Only being able to pass two individuals means the furthest forward a given `n`

should appear is at index `n-1`

, assuming a 0-indexed array.
So, the validity check is simply:

```
invalidInput :: [(Int, Int)] -> Bool
invalidInput =
any ( (> 2) . distance)
where
distance (sticker, spot) = sticker - spot
```

Putting it all together in the final few minutes, the full solution was:

```
minimumBribes :: [Int] -> IO ()
minimumBribes q
| invalidInput indexed = putStrLn "Too chaotic"
| otherwise = print $ lessThanBehind q
where
indexed = zip q [1..]
lessThanBehind :: [Int] -> Int
lessThanBehind [] = 0
lessThanBehind (x:rest) =
numLessThan 0 rest + lessThanBehind rest
where
numLessThan :: Int -> Int -> [Int] -> Int
numLessThan 2 _ _ = 2
numLessThan n 100 _ = n
numLessThan n counter (a:as)
| a < x = numLessThan (n+1) (counter+1) as
| otherwise = numLessThan n (counter+1) as
numLessThan n _ [] = n
invalidInput :: [(Int, Int)] -> Bool
invalidInput =
any ( (> 2) . distance)
where
distance (sticker, spot) = sticker - spot
```

This happened to pass all of the test cases, despite the cost function!

## A scalable solution

Unlike some other problems I’ve attempted, an efficient and correct solution to this problem only required a small tweak to the original solution.
The “trick” lies in flipping around the `lessThanBehind`

check.
Rather than finding how many numbers `n`

passed (an equivalent statement to “numbers smaller than `n`

appearing after n”), instead look at how many numbers passed `n`

.
After flipping things around, its time to establish a search window based on where `n`

was found, rather than just hardcoded to some `X`

(like 100).

The search window for a given `n`

is the range between the value `v`

at index `i`

and index `i`

.
In a line where nobody has passed anyone, each `v == i`

.
As people pass each other, `v`

will change.
In cases where you find the passer, there’s no work to do, since we’re looking at how many times a given value was *passed*.
Finally, after walking through the array you’ll hit on the passed value `v`

at some index `i`

larger than where it should be found.
From here, by traversing over the range of indexes from where it should have been found to where it was found, the algorithm counts up all values that are greater than `v`

.
This sum is then added to the total count of passes.
And at the end, simply return the total count after traversing the entire input.
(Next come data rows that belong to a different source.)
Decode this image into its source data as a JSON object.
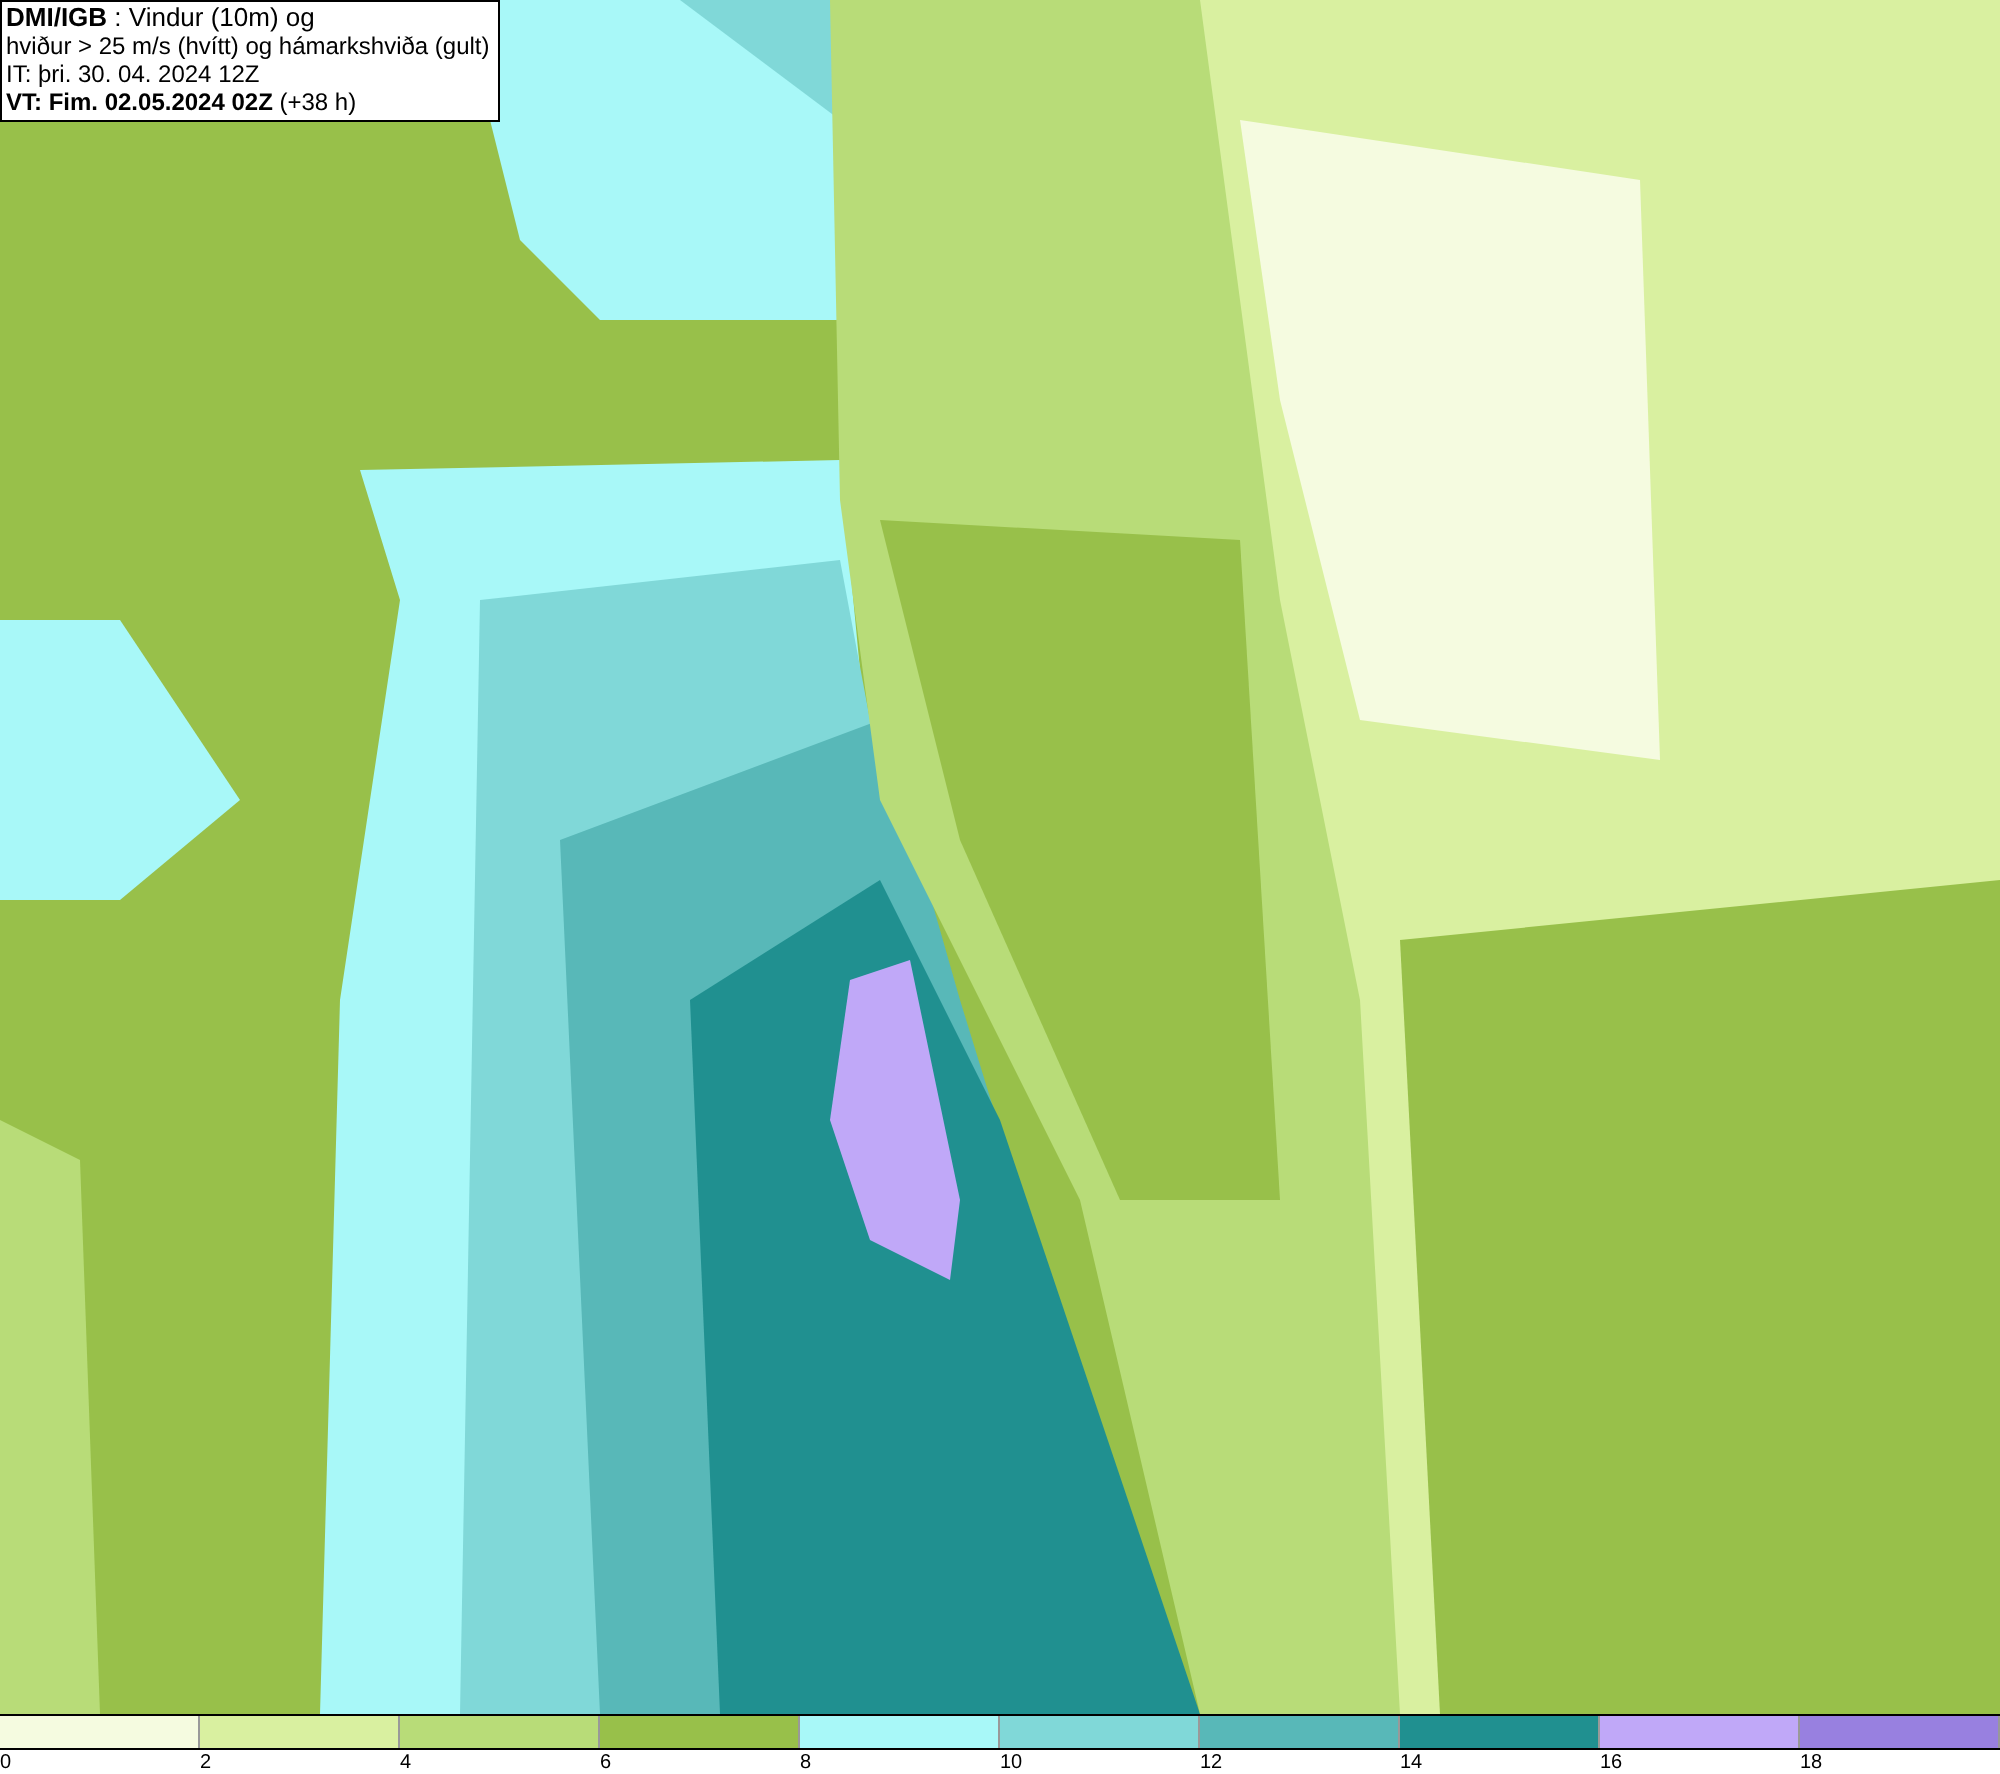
{
  "title_box": {
    "lines": [
      "**DMI/IGB** : Vindur (10m) og",
      "hviður > 25 m/s (hvítt) og hámarkshviða (gult)",
      "IT: þri. 30. 04. 2024 12Z",
      "**VT: Fim. 02.05.2024 02Z** (+38 h)"
    ]
  },
  "legend": {
    "bins": [
      {
        "label": "0",
        "color": "#f5fbe0"
      },
      {
        "label": "2",
        "color": "#d9f0a0"
      },
      {
        "label": "4",
        "color": "#b8dc78"
      },
      {
        "label": "6",
        "color": "#98c04a"
      },
      {
        "label": "8",
        "color": "#a8f8f8"
      },
      {
        "label": "10",
        "color": "#80d8d8"
      },
      {
        "label": "12",
        "color": "#58b8b8"
      },
      {
        "label": "14",
        "color": "#209090"
      },
      {
        "label": "16",
        "color": "#c0a8f8"
      },
      {
        "label": "18",
        "color": "#9880e0"
      }
    ]
  }
}
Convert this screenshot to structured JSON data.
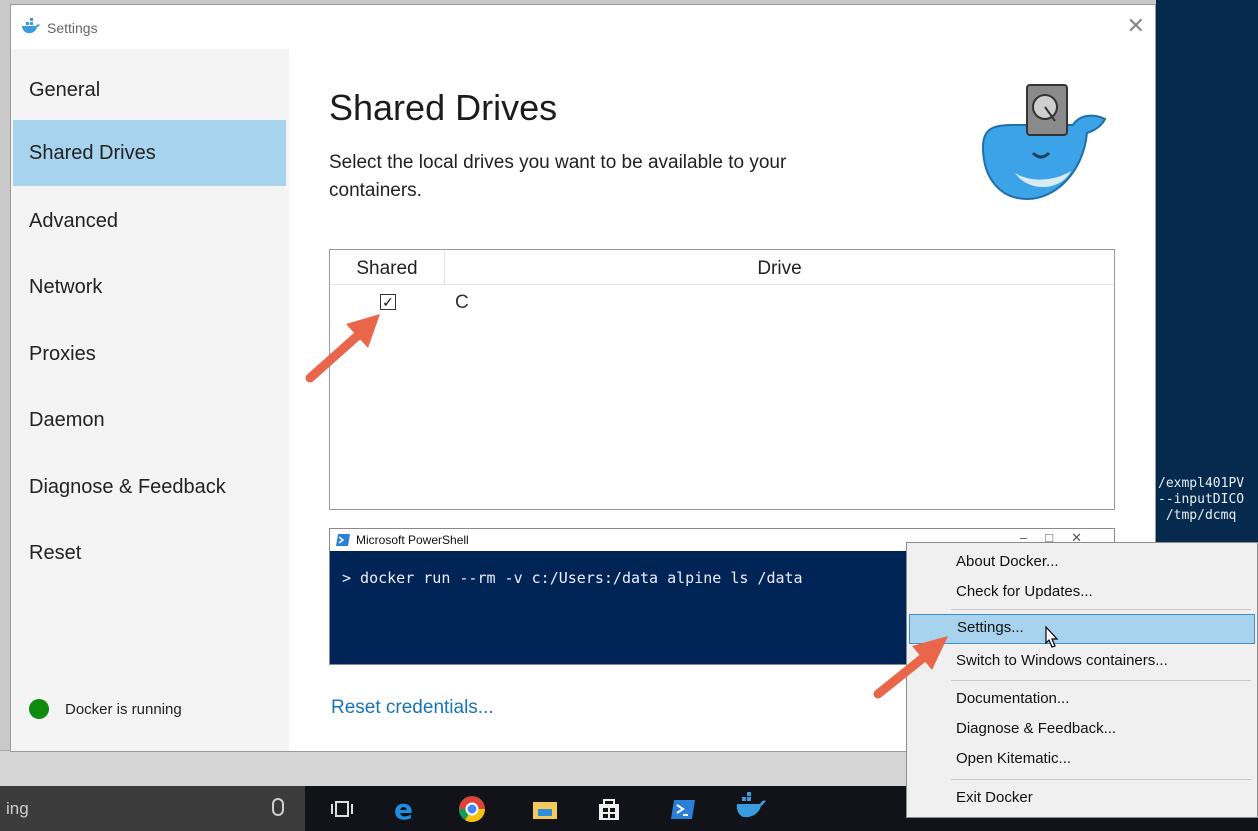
{
  "window": {
    "title": "Settings",
    "close_symbol": "✕"
  },
  "sidebar": {
    "items": [
      {
        "label": "General"
      },
      {
        "label": "Shared Drives"
      },
      {
        "label": "Advanced"
      },
      {
        "label": "Network"
      },
      {
        "label": "Proxies"
      },
      {
        "label": "Daemon"
      },
      {
        "label": "Diagnose & Feedback"
      },
      {
        "label": "Reset"
      }
    ],
    "active": "Shared Drives",
    "status": "Docker is running"
  },
  "main": {
    "title": "Shared Drives",
    "description": "Select the local drives you want to be available to your containers.",
    "table": {
      "headers": {
        "shared": "Shared",
        "drive": "Drive"
      },
      "rows": [
        {
          "checked": true,
          "check_mark": "✓",
          "drive": "C"
        }
      ]
    },
    "reset_link": "Reset credentials..."
  },
  "powershell": {
    "title": "Microsoft PowerShell",
    "controls": "–□✕",
    "command": "> docker run --rm -v c:/Users:/data alpine ls /data"
  },
  "console_bg": {
    "lines": "/exmpl401PV\n--inputDICO\n /tmp/dcmq"
  },
  "context_menu": {
    "items": [
      {
        "label": "About Docker..."
      },
      {
        "label": "Check for Updates..."
      },
      {
        "label": "Settings..."
      },
      {
        "label": "Switch to Windows containers..."
      },
      {
        "label": "Documentation..."
      },
      {
        "label": "Diagnose & Feedback..."
      },
      {
        "label": "Open Kitematic..."
      },
      {
        "label": "Exit Docker"
      }
    ],
    "highlighted": "Settings..."
  },
  "taskbar": {
    "search_text": "ing"
  },
  "colors": {
    "accent": "#a7d3ee",
    "link": "#1a73b8",
    "status_green": "#0f8a0f",
    "powershell_bg": "#012456",
    "arrow": "#e9664a"
  }
}
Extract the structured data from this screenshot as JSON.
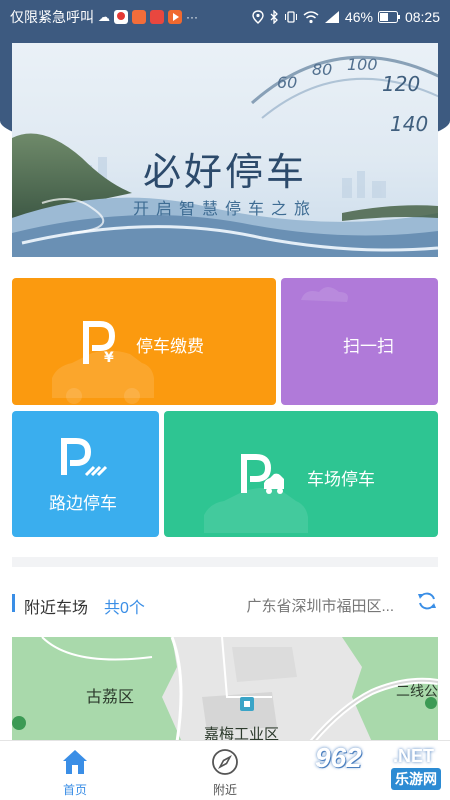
{
  "status_bar": {
    "left_text": "仅限紧急呼叫",
    "battery": "46%",
    "time": "08:25",
    "icons": [
      "cloud-icon",
      "map-pin-app-icon",
      "bird-app-icon",
      "game-app-icon",
      "play-app-icon",
      "more-dots-icon",
      "location-icon",
      "bluetooth-icon",
      "vibrate-icon",
      "wifi-icon",
      "signal-icon",
      "battery-icon"
    ]
  },
  "banner": {
    "title": "必好停车",
    "subtitle": "开启智慧停车之旅"
  },
  "features": {
    "pay": {
      "label": "停车缴费",
      "icon": "parking-yen-icon"
    },
    "scan": {
      "label": "扫一扫",
      "icon": "scan-icon"
    },
    "roadside": {
      "label": "路边停车",
      "icon": "parking-roadside-icon"
    },
    "lot": {
      "label": "车场停车",
      "icon": "parking-car-icon"
    }
  },
  "nearby": {
    "title": "附近车场",
    "count": "共0个",
    "address": "广东省深圳市福田区...",
    "refresh_icon": "refresh-icon"
  },
  "map": {
    "labels": [
      "古荔区",
      "嘉梅工业区",
      "二线公"
    ]
  },
  "bottom_nav": {
    "items": [
      {
        "label": "首页",
        "icon": "home-icon",
        "active": true
      },
      {
        "label": "附近",
        "icon": "compass-icon",
        "active": false
      }
    ]
  },
  "watermark": {
    "number": "962",
    "domain": ".NET",
    "name": "乐游网"
  },
  "colors": {
    "header": "#3d5a80",
    "orange": "#fb9a0f",
    "purple": "#b07ad9",
    "blue": "#3aaeee",
    "green": "#2ec592",
    "accent": "#3a8ee6"
  }
}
This was easier to express in Ruby than Haskell:

```
def minimumBribes(q)
count = 0
q.each_index do |i|
ix = i+1
v = q[i]
return puts "Too chaotic" if v > (ix+2)
# V can move backwards infinitely as others pass it, but only ever forwards twice
# So check the distance between where v is (ix) and how far it could have been.
start = [v-1, 0].max
(start..i).each do |n|
count += 1 if q[n] > v
end
end
count
end
```

### Reflections

In each of my challenge problems I end up running into trouble finding either a fully correct and/or efficient solution.
In all cases this stems from either mis-reading or not fully understanding the problem statement and constraints.
Its **extremely** important to step back, ignore the timer for a few minutes, and make sure that you have a strong intuition for the shape and constraints of the problem.